Answering 20 questions facing nation's top teams
Posted: Thursday October 11, 2007 10:20AM; Updated: Friday October 12, 2007 3:18PM
OK, so Midnight Madness doesn't happen at midnight anymore. And it doesn't always go down on Oct. 15. A few years ago, the NCAA decided the midnight sessions were too onerous for college students, who would otherwise be tucked into their beds at that time of night or working on extra-credit term papers for chemistry class. So the NCAA changed the start of practice to a more reasonable hour the Friday before the 15th.
Still, the beginning of college basketball practice carries the same pitched excitement, along with the boundless optimism teams naturally feel when they have yet to lose a game. That's where your resident skeptic comes in. While the start of a new season brings much hope, it also brings nagging questions to which each team must find answers.
Thus, as a primer for the new season, I have provided below my annual list of the 20 questions major programs face as practice gets underway. Keep in mind this is not my (or SI's) top 20 teams (hence, the list is in alphabetical order). That list is for later. In the meantime, enjoy the madness Friday evening, kids, and remember to thank the NCAA for your good night's sleep!
Arizona: Will Coach O fix the D at UofA?
Normally, when you say Coach O in Tucson, you're talking about Lute Olson. In this case, it refers Kevin O'Neill, the former Marquette, Northwestern and Toronto Raptors coach who was hired by Olson in the offseason to serve as a de facto defensive coordinator. The Wildcats were seventh in the nation in offensive efficiency last season but were ranked 72nd in defensive efficiency.
That lack of D led to losses like the one in the first round to Purdue, which had far less talent than Arizona but was a bruising Big Ten program. Last spring, Olson jettisoned his longtime top assistant Jim Rosborough, who many had thought would be Olson's successor, to give O'Neill a two-year, $750,000 contract to fix the problem. O'Neill isn't just a good defensive tactician. He's ornery, acerbic and blunt (but in a good way). So far, the players are said to be responding well to his 5 a.m. workouts, but it ain't easy changing a team's DNA.
Connecticut: Will the Price be all right?
Combo guard A.J. Price took a lot of heat last season. The job of leading an inexperienced team in the Big East would be tough for any guard, much less one who missed two full years of competitive basketball. (He missed the first after undergoing emergency brain surgery, the second for his role in Laptopgate.) So we'll give Price a pass for last season, but now there are no more excuses.
He needs to vastly improve his outside shooting (38 percent from the floor, 27 percent from three), but even more, he needs to demonstrate he has the stamina and judgment to be a sparkplug for this team on both ends of the floor. He also needs to learn to do a better job listening to what coach Jim Calhoun says while looking past the way he says it.

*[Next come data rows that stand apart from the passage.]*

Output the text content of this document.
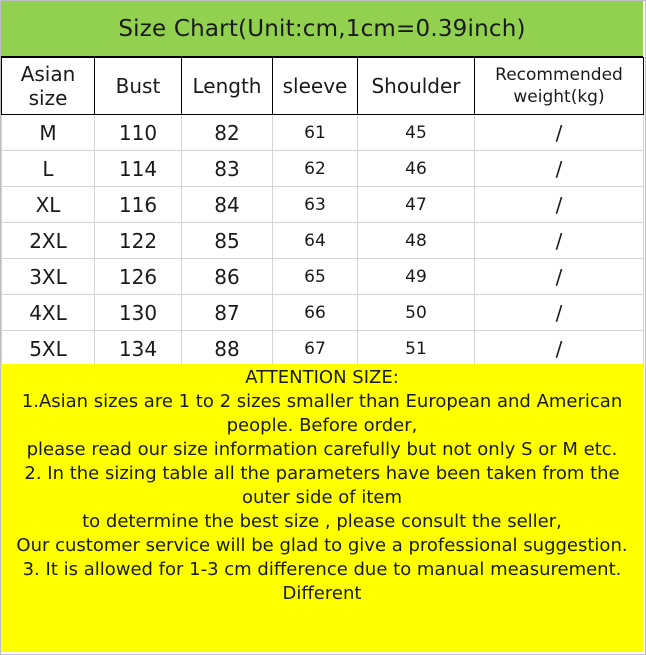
Size Chart(Unit:cm,1cm=0.39inch)
Asian size	Bust	Length	sleeve	Shoulder	Recommended weight(kg)
M	110	82	61	45	/
L	114	83	62	46	/
XL	116	84	63	47	/
2XL	122	85	64	48	/
3XL	126	86	65	49	/
4XL	130	87	66	50	/
5XL	134	88	67	51	/
ATTENTION SIZE:
1.Asian sizes are 1 to 2 sizes smaller than European and American people. Before order,
please read our size information carefully but not only S or M etc.
2. In the sizing table all the parameters have been taken from the outer side of item
to determine the best size , please consult the seller,
Our customer service will be glad to give a professional suggestion.
3. It is allowed for 1-3 cm difference due to manual measurement. Different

If Price does that, it will allow Jerome Dyson to spend more time on the wing where he belongs, while point guard Doug Wiggins can give an energizing lift off the bench instead of being shoehorned into the starting lineup.
Duke: Where's the beef?
Mock Josh McRoberts all you want for prematurely turning pro after his sophomore season (he was drafted in the second round by Portland). But he ended the season ranked second in the ACC in both rebounding and blocks. Duke has an excellent four-man freshman class, but none of the signees is a post player. What does that leave the Blue Devils with up front? Sophomore forwards Lance Thomas and Brian Zoubek, who combined for 12 blocks last season. Zoubek also missed valuable development time this summer while recovering from a foot injury.
Coach K will have no choice but to play small and fast this season, which should mean improving on last season's paltry 70.4 points per game, Duke's lowest average in 25 years. But at some point, the Blue Devils are going to encounter a cold-shooting night (especially on the road). It will be hard to overcome that without strong bodies to throw into the fray.
Georgetown: Will Jonathan Wallace finally be able to play off the ball?
Given how important Wallace, a 6-1 senior, has become to this program, it's hard to believe coach John Thompson III initially recruited him to walk on at Georgetown. Wallace kept right on walking and became the best guard of Thompson's tenure at Georgetown, as evidenced by his clutch three-pointer with 31.9 seconds remaining in regulation that sent the Hoyas' Elite Eight game against North Carolina into overtime.
Wallace has done an admirable job imitating a point guard, but that's only because Thompson has yet to find a lead guard good enough to allow Wallace to move to his more natural position of shooting guard. What's more, Thompson was forced to play 6-3 junior Jessie Sapp at the two-spot, where he made 29.6 percent from three-point range.
Perhaps the best candidate to move into this position is 6-1 freshman Chris Wright, but he is more of a scoring point than a setup guy and he also is expected to miss the early part of the season after breaking his foot in a pickup game. Last year, Georgetown relied on Jeff Green's passing ability to make up for a lack of a true point guard. Now that Green is with the Seattle SuperSonics, a conventional point guard becomes that much more essential for Georgetown.